Its investments hollowed out by the recession, PERA’s net assets available for benefits dropped from $43.1 billion at the end of 2007 to $30.8 billion at the end of 2008, a loss of more than 25 percent. The system pays about $3.1 billion in benefits a year and receives about $1.7 billion in contributions from covered employees and their employers. PERA overall was about 70 percent funded at the end of 2008.
Some observers believe that past legislative actions, including benefit increases, contribution cuts and programs that allowed workers to buy extra years of eligibility, also weakened the pension system. (Those decisions were made in flush economic times, like the general tax cuts that have come back to haunt the state.)
The system has 190,684 active members, 81,248 benefit recipients and 143,619 inactive members (people with eligibility but no longer working in PERA-covered jobs.)
While often thought of as the state pension system, PERA membership is dominated by employees of schools and colleges. Of PERA’s 190,684 active members, 118,547 are in the school division. Some 44,806 people receive benefits from that division.
In 2008 employers paid more than $430 million into the school division trust fund while employees contributed about $304 million. There were about $1.4 billion in benefit payments. Because of the hit taken in PERA’s investments, in 2008 the net assets of the school division trust fund dropped from about $23 billion at the beginning of that year to about $16 billion at year’s end.
The state division includes employees of 28 colleges, universities and other education agencies, with 11,679 members (about 20 percent) accounted for just by the University of Colorado, Colorado State, Metro State and Front Range Community College. Some higher ed employees have access to other retirement plans. PERA members aren’t covered by Social Security.
The contribution increases required by SB 10-001 have many school districts worried, especially given the planned cuts in state school support this budget year and next.

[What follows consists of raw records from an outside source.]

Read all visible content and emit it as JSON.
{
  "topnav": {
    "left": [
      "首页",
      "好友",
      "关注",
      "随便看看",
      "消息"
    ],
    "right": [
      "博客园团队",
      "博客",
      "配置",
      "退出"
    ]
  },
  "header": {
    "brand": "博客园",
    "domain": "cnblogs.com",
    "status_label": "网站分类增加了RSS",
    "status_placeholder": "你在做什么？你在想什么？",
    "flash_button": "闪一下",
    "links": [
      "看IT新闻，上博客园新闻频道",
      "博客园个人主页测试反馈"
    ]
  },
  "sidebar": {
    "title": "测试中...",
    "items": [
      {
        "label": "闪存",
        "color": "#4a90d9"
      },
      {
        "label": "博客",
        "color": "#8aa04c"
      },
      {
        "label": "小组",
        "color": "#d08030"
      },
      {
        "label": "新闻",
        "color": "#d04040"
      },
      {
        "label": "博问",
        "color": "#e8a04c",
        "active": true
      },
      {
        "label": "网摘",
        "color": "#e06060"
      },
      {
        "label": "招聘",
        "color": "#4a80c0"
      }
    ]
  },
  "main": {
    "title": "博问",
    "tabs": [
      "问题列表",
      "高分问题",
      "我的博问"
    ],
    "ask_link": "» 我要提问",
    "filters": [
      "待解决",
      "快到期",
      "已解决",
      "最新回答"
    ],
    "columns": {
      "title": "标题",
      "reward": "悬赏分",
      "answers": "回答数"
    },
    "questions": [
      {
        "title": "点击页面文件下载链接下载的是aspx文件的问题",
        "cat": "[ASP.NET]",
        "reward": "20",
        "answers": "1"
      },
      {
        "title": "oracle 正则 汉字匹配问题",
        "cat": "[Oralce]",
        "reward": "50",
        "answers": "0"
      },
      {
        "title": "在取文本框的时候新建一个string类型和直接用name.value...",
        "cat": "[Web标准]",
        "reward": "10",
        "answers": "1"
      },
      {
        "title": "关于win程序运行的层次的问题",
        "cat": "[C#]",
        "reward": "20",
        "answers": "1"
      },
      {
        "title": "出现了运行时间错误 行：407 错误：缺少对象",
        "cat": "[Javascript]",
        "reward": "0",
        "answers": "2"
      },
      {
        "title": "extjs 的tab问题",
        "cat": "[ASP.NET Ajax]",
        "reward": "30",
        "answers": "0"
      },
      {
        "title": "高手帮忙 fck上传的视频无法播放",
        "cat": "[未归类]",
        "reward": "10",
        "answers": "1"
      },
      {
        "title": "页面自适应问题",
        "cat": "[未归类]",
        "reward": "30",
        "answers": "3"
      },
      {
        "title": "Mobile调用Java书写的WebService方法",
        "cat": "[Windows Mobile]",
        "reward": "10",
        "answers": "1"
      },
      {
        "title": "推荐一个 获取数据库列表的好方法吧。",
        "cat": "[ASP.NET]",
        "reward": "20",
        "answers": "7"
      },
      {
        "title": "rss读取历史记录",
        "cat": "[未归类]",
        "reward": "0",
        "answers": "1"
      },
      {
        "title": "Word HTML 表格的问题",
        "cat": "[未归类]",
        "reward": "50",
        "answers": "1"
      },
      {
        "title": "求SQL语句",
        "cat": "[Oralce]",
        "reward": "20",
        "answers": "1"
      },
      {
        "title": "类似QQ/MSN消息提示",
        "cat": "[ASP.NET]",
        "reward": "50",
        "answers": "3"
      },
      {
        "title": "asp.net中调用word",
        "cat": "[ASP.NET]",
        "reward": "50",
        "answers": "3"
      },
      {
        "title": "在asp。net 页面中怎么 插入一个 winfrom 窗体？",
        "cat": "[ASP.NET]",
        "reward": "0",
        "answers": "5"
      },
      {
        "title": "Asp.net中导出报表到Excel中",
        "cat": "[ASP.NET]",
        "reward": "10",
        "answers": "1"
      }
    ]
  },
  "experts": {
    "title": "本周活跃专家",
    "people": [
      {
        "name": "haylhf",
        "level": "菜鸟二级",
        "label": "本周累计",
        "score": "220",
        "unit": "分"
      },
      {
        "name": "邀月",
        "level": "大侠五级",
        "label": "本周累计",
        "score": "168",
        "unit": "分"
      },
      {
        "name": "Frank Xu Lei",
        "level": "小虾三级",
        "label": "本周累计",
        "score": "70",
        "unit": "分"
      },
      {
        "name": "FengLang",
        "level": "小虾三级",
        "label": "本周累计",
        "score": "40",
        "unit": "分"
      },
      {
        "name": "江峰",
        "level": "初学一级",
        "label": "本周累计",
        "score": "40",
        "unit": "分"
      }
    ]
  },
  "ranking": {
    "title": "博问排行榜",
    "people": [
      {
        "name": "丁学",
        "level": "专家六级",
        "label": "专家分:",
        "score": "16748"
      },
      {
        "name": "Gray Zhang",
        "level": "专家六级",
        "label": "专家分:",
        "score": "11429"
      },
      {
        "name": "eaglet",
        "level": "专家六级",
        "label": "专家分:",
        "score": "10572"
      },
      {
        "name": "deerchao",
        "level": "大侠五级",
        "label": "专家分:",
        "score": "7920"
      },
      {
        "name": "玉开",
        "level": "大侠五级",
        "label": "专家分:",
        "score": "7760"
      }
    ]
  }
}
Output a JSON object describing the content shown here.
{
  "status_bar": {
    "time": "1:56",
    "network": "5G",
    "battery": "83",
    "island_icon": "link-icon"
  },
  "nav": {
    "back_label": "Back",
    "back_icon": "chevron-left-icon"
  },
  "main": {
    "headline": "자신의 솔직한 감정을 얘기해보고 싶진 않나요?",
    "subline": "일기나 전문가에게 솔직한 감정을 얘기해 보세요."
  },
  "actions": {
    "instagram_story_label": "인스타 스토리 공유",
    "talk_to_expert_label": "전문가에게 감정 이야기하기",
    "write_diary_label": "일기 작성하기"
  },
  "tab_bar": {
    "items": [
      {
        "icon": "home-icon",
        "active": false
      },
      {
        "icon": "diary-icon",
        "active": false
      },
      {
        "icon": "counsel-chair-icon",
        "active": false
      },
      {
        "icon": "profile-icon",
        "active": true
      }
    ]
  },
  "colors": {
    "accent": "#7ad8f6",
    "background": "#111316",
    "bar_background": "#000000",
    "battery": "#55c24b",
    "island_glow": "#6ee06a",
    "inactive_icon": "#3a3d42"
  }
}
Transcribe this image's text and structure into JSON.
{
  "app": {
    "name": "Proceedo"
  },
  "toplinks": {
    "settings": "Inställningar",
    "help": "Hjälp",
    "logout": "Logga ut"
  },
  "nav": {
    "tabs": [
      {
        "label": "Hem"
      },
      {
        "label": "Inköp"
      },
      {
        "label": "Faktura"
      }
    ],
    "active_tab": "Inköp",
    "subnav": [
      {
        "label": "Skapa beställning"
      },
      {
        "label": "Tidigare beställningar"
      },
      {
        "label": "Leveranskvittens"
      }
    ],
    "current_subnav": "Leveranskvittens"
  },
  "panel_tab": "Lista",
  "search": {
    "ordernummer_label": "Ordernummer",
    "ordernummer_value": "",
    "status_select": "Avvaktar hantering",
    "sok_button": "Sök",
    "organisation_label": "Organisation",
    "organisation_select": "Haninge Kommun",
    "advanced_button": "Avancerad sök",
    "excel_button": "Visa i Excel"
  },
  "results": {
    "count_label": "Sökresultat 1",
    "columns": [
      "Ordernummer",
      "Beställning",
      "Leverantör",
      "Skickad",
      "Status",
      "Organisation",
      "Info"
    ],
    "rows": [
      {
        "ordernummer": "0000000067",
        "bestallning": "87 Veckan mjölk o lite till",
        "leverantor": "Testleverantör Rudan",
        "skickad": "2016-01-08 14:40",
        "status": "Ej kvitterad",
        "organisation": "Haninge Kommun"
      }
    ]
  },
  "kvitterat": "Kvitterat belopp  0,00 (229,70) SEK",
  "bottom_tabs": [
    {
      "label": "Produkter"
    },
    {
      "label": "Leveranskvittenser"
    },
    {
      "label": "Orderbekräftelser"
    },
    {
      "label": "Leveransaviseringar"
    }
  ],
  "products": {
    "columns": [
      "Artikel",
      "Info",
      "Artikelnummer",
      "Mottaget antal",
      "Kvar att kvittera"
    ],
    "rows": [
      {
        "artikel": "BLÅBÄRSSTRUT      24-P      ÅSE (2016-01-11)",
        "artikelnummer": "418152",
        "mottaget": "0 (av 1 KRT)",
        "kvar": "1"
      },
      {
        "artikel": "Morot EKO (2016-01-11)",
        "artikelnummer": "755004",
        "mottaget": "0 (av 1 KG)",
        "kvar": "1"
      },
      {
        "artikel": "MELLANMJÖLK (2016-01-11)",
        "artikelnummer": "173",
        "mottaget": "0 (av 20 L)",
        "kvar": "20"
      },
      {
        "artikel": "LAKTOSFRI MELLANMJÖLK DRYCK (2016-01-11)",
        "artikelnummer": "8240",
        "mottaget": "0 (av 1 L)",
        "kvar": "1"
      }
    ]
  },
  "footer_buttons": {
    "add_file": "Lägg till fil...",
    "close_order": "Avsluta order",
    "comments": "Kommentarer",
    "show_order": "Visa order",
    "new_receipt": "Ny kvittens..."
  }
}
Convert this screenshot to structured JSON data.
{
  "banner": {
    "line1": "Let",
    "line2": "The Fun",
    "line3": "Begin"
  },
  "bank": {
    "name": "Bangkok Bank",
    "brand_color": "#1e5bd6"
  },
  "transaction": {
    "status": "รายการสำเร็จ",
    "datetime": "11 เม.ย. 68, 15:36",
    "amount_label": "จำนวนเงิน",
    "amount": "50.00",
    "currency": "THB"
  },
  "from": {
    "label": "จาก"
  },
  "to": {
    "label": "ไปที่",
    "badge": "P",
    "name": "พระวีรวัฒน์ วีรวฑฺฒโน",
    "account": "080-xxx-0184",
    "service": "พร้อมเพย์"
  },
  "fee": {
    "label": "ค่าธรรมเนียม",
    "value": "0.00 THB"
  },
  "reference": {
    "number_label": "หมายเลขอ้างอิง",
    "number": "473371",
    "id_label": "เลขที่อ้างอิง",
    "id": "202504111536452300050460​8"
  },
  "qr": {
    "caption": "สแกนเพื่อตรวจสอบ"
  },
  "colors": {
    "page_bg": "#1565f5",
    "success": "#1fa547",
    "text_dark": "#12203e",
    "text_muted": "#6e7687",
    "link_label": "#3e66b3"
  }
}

The bipartisan group of legislative leaders behind the bill wanted it passed and signed before March 1 to head off the scheduled 3.5 percent increase for retirees. Most of the opposition to the bill came from other Republicans, but SB 10-001 passed the Senate 25-10 and the House 36-29.
When he signed the bill Tuesday, Ritter said, “This is a fiscally responsible bill, and it represents another difficult but necessary decision that will require shared sacrifice and shared solutions from public employers and employees alike without imposing an unfair or undue burden on either group.”
A PERA spokeswoman said Friday the agency hadn’t been served with any papers and doesn’t comment on litigation. Defendants in the case are PERA, the state, Ritter and two PERA board officers.